1 Николай Максимович Минский (наст. фамилия: Виленкин, 1855—1937) — поэт, публицист и переводчик, один из инициаторов религиозно-философских собраний (СПб., 1901—1903). Подробнее о нем см. статью А. А. Ревякиной (Литературная энциклопедия Русского Зарубежья. 1918—1940. Писатели Русского Зарубежья. М., 1997. С. 264—266).
2 Федор Дмитриевич Батюшков (1857—1920) — филолог, литературный критик, в 1902—1906 гг. редактор журнала ‘Мир Божий’.

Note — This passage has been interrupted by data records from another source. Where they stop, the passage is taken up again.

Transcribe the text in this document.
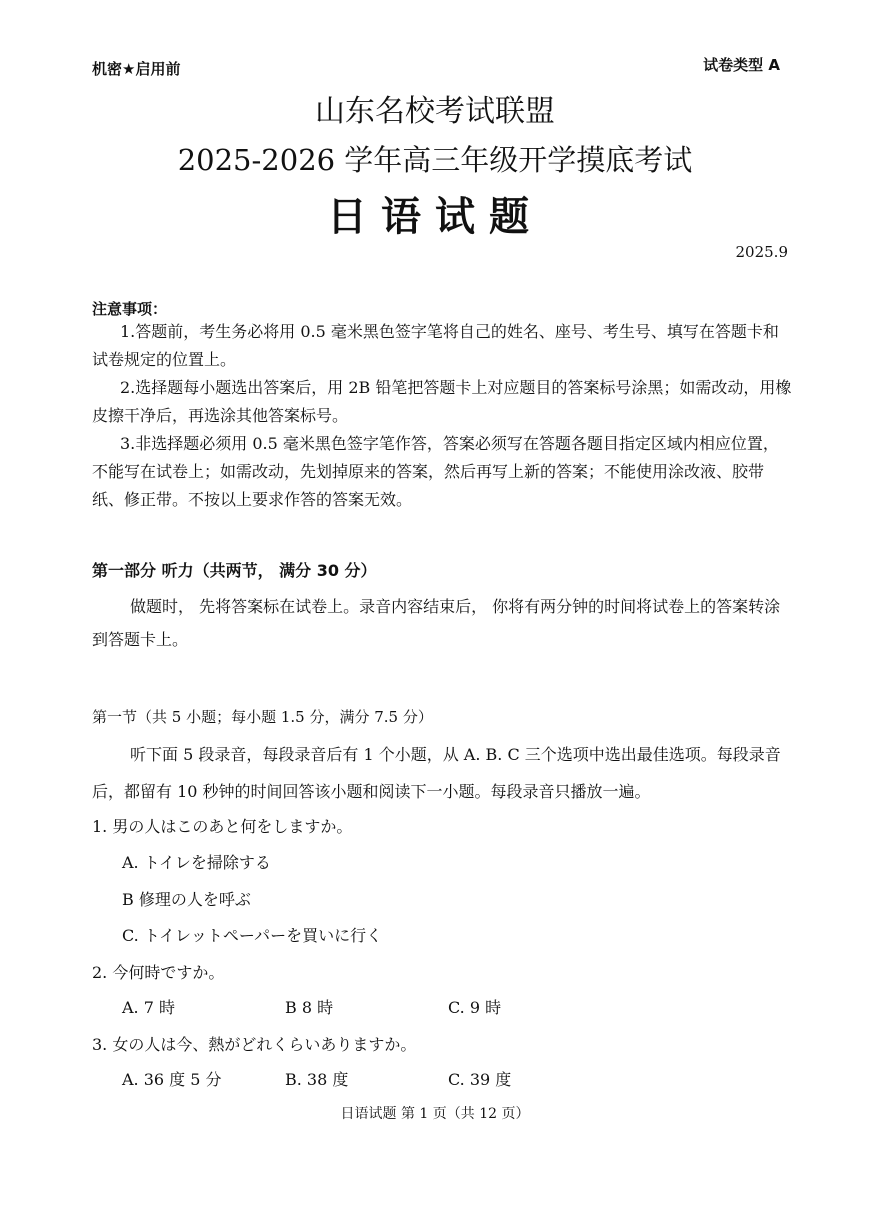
机密★启用前	试卷类型 A
山东名校考试联盟
2025-2026 学年高三年级开学摸底考试
日语试题
2025.9
注意事项：

1.答题前，考生务必将用 0.5 毫米黑色签字笔将自己的姓名、座号、考生号、填写在答题卡和试卷规定的位置上。

2.选择题每小题选出答案后，用 2B 铅笔把答题卡上对应题目的答案标号涂黑；如需改动，用橡皮擦干净后，再选涂其他答案标号。

3.非选择题必须用 0.5 毫米黑色签字笔作答，答案必须写在答题各题目指定区域内相应位置，不能写在试卷上；如需改动，先划掉原来的答案，然后再写上新的答案；不能使用涂改液、胶带纸、修正带。不按以上要求作答的答案无效。

第一部分 听力（共两节， 满分 30 分）
做题时， 先将答案标在试卷上。录音内容结束后， 你将有两分钟的时间将试卷上的答案转涂到答题卡上。
第一节（共 5 小题；每小题 1.5 分，满分 7.5 分）
听下面 5 段录音，每段录音后有 1 个小题，从 A. B. C 三个选项中选出最佳选项。每段录音后，都留有 10 秒钟的时间回答该小题和阅读下一小题。每段录音只播放一遍。
1. 男の人はこのあと何をしますか。
A. トイレを掃除する
B 修理の人を呼ぶ
C. トイレットペーパーを買いに行く
2. 今何時ですか。
A. 7 時	B 8 時	C. 9 時
3. 女の人は今、熱がどれくらいありますか。
A. 36 度 5 分	B. 38 度	C. 39 度
日语试题 第 1 页（共 12 页）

3 Федор Измаилович Родичев (1853/1854—1932/1933) — земский деятель, юрист, один из лидеров партии кадетов, депутат I—IV Государственных Дум, с 1919 г. — в эмиграции.
4 Федор Федорович Кокошкин (1871—1918) — юрист и публицист, один из основателей партии кадетов, член ее ЦК, депутат I Государственной Думы, убит революционными матросами в Мариинской больнице.
5 Зинаида Афанасьевна Венгерова (1867—1941) — литературный и театральный критик, переводчик, сестра историка русской литературы и библиографа С. А. Венгерова, жена H. M. Минского, с 1921 г. в эмиграции, умерла в Нью-Йорке. Подробнее о ней см. статью Р. Нежинской в энциклопедическом биографическом словаре ‘Русское зарубежье. Золотая книга эмиграции. Первая треть XX века’ (М., 1997. С. 140—141).
6 Эразм Роттердамский (1469—1536) — нидерландский ученый-гуманист, писатель, филолог, богослов, виднейший представитель северного Возрождения.
Иоганн Рейхлин (1455—1522) — немецкий гуманист, писатель, лучший знаток в Германии древних языков.
Филипп Меланхтон (1497—1560) — немецкий гуманист и теолог, деятель лютеровской Реформации.
7 Валентин Фридланд (1490—1556) — немецкий педагог и гуманист, известный под именем Тротцендорфа, директор латинской школы в Гольдберге, заслужившей европейскую известность.
Иоганн Христоф Штурм (1635—1703) — немецкий математик, астроном, физик и богослов, в 1664—1669 гг. пастор.
Михаэль Неандер (1525—1595) — немецкий гуманист и педагог, автор учебников греческого языка и книги изречений (1585), одно из изречений М. Штирнер избрал в качестве рефрена своей книги ‘Единственный и его собственность’: ‘Я основал свое дело на Ничто’.
Христиан Вольф (1679—1754) — немецкий философ, популяризатор и систематизатор идей Г. Лейбница.